Treasury officials testify on controversial Solyndra loan

McClatchy NewspapersOctober 14, 2011 

WASHINGTON — Congressional Republicans who question whether the Energy Department broke the law in the way it handled a loan for the California solar company Solyndra called in two senior Treasury Department officials Friday, but the officials didn't provide any evidence of illegal doings.

The hearing, by the investigations panel of the House Energy and Commerce Committee, focused on how the Energy Department restructured a loan in February, when Solyndra was in financial trouble. Two private companies agreed to lend Solyndra $75 million, as long as they'd get their money back first if Solyndra failed and had to be liquidated.

The federal government had made a $535 million loan guarantee to Solyndra in 2009. The agreement on the restructuring meant that taxpayers would be second in line for repayment.

"I and other members of this subcommittee have continuously questioned the legal basis for this unprecedented decision," said the panel's chairman, Rep. Cliff Stearns, R-Fla.

"It's clear to me the Department of Energy violated the law when they agreed to subordinate taxpayers' money to private investors, some of whom appear to have been heavy contributors to President Obama's campaign," said Rep. Joe Barton, R-Texas.

Republicans held Friday's hearing to follow up on the release of emails from a Treasury Department official, Assistant Secretary Mary Miller, who wrote in August that the Energy Department hadn't responded to Treasury's requests for information about Solyndra.

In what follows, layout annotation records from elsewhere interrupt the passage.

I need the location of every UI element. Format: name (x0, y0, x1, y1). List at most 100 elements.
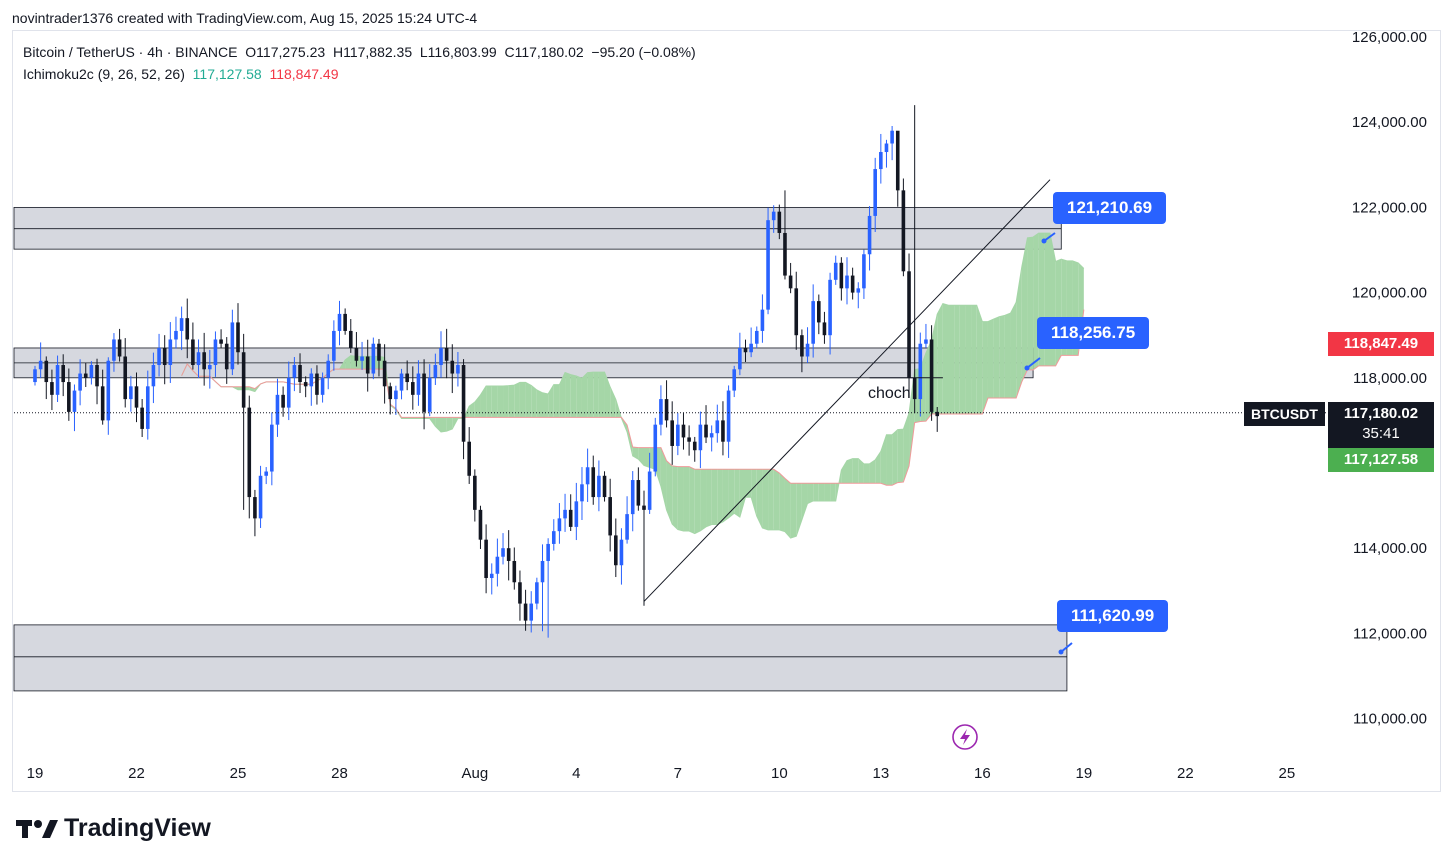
tradingview-brand: TradingView (64, 814, 211, 842)
candle-body (348, 330, 353, 348)
candle-body (371, 343, 376, 374)
cloud-segment (593, 372, 599, 418)
cloud-segment (672, 465, 678, 530)
callout-upper-zone[interactable]: 121,210.69 (1053, 192, 1167, 224)
candle-body (540, 560, 545, 583)
indicator-legend[interactable]: Ichimoku2c (9, 26, 52, 26) 117,127.58 11… (23, 66, 339, 82)
candle-body (444, 347, 449, 361)
cloud-segment (503, 385, 509, 418)
ohlc-close: C117,180.02 (504, 44, 584, 60)
cloud-segment (587, 372, 594, 418)
candlestick-series (33, 105, 940, 638)
time-tick-label: 13 (872, 765, 889, 782)
cloud-segment (942, 303, 949, 415)
cloud-segment (976, 305, 983, 415)
candle-body (529, 603, 534, 621)
candle-body (196, 352, 201, 366)
cloud-segment (508, 385, 515, 418)
cloud-segment (987, 319, 994, 399)
candle-body (185, 318, 190, 340)
price-tick-label: 114,000.00 (1353, 540, 1427, 557)
cloud-segment (965, 305, 972, 415)
cloud-segment (818, 483, 825, 501)
cloud-segment (722, 469, 729, 522)
chart-frame[interactable] (12, 30, 1441, 792)
time-tick-label: 28 (331, 765, 348, 782)
price-tick-label: 120,000.00 (1352, 285, 1427, 302)
candle-body (850, 275, 855, 293)
candle-body (551, 531, 556, 544)
callout-lower-zone[interactable]: 111,620.99 (1057, 600, 1169, 632)
cloud-segment (734, 469, 740, 518)
candle-body (264, 471, 268, 476)
candle-body (411, 382, 415, 395)
cloud-segment (531, 385, 537, 418)
candle-body (151, 365, 156, 387)
candle-body (38, 360, 43, 370)
candle-body (467, 441, 471, 476)
supply-demand-zones (13, 206, 1068, 692)
candle-body (715, 420, 720, 434)
candle-body (771, 211, 776, 221)
price-tick-label: 124,000.00 (1352, 114, 1427, 131)
cloud-segment (576, 375, 582, 418)
candle-body (901, 190, 906, 272)
cloud-segment (824, 483, 831, 501)
candle-body (873, 169, 877, 216)
callout-middle-zone[interactable]: 118,256.75 (1037, 317, 1150, 349)
lightning-icon-ring (952, 724, 978, 750)
cloud-segment (784, 478, 791, 539)
candle-body (918, 343, 923, 400)
candle-body (884, 143, 889, 153)
time-tick-label: 10 (771, 765, 788, 782)
candle-body (461, 365, 466, 442)
candle-body (506, 548, 511, 561)
cloud-segment (435, 417, 441, 433)
cloud-segment (542, 392, 549, 418)
zone-box-0 (13, 206, 1062, 250)
candle-body (597, 475, 601, 498)
cloud-segment (497, 385, 504, 418)
candle-body (55, 365, 60, 395)
time-tick-label: 16 (974, 765, 991, 782)
candle-body (292, 365, 297, 378)
candle-body (676, 424, 680, 446)
candle-body (738, 347, 742, 370)
symbol-legend[interactable]: Bitcoin / TetherUS · 4h · BINANCE O117,2… (23, 44, 696, 60)
candle-body (929, 339, 934, 412)
candle-body (856, 288, 861, 293)
last-price-tag: 117,180.02 35:41 (1328, 402, 1434, 448)
senkou-span-b (181, 309, 1085, 486)
candle-body (179, 318, 184, 331)
tradingview-logo[interactable]: TradingView (16, 814, 211, 843)
lightning-icon-bolt (960, 729, 970, 745)
candle-body (162, 347, 167, 366)
candle-body (546, 543, 550, 561)
cloud-segment (706, 469, 712, 527)
cloud-segment (610, 387, 616, 418)
candle-body (518, 582, 522, 604)
cloud-segment (773, 469, 780, 530)
cloud-segment (581, 372, 588, 418)
candle-body (44, 360, 49, 383)
ohlc-high: H117,882.35 (332, 44, 413, 60)
callout-anchor-0 (1041, 238, 1047, 244)
time-tick-label: 19 (27, 765, 44, 782)
cloud-segment (886, 434, 893, 486)
cloud-segment (863, 463, 870, 484)
candle-body (743, 347, 748, 353)
chart-overlays: choch (14, 179, 1330, 750)
candle-body (664, 399, 669, 421)
candle-body (433, 365, 438, 378)
symbol-tag: BTCUSDT (1244, 402, 1325, 426)
cloud-segment (486, 385, 492, 418)
candle-body (117, 339, 122, 357)
candle-body (258, 475, 263, 519)
cloud-segment (1010, 302, 1017, 399)
lightning-icon (952, 724, 978, 750)
candle-body (817, 301, 821, 323)
callout-pointer-1 (1026, 357, 1041, 369)
candle-body (585, 467, 590, 485)
time-tick-label: 19 (1075, 765, 1092, 782)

Miller also said in the email, which was written to an official in the White House Office of Management and Budget, that her department's lawyers thought the Energy Department wasn't proceeding legally when it allowed the second, private loan to get repayment priorities over the federal loan.

Stearns said those emails showed that senior officials in the administration had concerns about the legal basis of the loan restructuring and the Energy Department had ignored them.

The Republican-controlled Energy and Commerce Committee also released an email Friday that was written Dec. 15, 2010, before the Energy Department restructured the loan.

The email had the sender line blacked out, but the committee said in a news release that it was from senior officials at the White House Office of Management and Budget. The message said there were some questions from OMB staffers about the legality of the Energy Department's plans to give priority for repayment to the private investors.

Miller didn't testify Friday, but two of her subordinates did. One was Gary Grippo, who oversees a policy staff that makes recommendations on government borrowing and lending and also oversees the Federal Financing Bank, which made the government loan to Solyndra.

Grippo testified that the Department of Energy had consulted with his department over the terms of the loan, as it was required to do. He said the Treasury Department didn't have the authority to approve or reject the loan, but could raise questions in a consulting capacity.

He said the Treasury Department hadn't given a legal opinion about the loan restructuring. He said it wasn't his department's responsibility to tell the Energy Department how to follow the energy law. Instead, he said, his department "flagged the issue for them" and made suggestions.

Energy Department spokesman Damien LaVera said in an email to reporters Friday that officials in the department's loan program and the agency's top lawyers had analyzed the restructuring before it proceeded and determined that it was legal and didn't require a review by the Justice Department.

LaVera said the department was trying to protect the taxpayers by making it possible for Solyndra to get a new loan and stay afloat.

The other Treasury official at the hearing was Gary Burner, a 28-year veteran of the department and the chief financial officer of the Federal Financing Bank.

Stearns asked Burner whether he'd ever seen a similar case in which taxpayers' money was put second after commercial companies for repayment when loans went bad. Burner said he had not.

At one point sparks flew at the hearing.

Rep. Henry Waxman, D-Calif., complained that the investigation was being conducted unfairly.

"It is a rigged proceeding," Waxman said. He complained that Energy Department officials weren't asked to explain their rationale for how they'd handled the loan restructuring, and he accused Republicans of withholding a key Energy Department memo.

"That's a lie!" countered Rep. Michael Burgess, R-Texas.

Waxman said he saw no evidence of illegal actions by government officials, "just a bad investment decision."

Solyndra declared bankruptcy in September.

Stearns agreed to release the memo and said Energy officials would testify at a later hearing.

The memo, dated Feb. 15, was from Susan Richardson, the chief counsel of the loan programs office at the Energy Department, to the department's top attorney.

Richardson argued that the department's decision to agree that the private investors would be paid back first was permitted under the 2005 Energy Policy Act. A nearly identical copy of the memo was sent to Energy Secretary Steven Chu.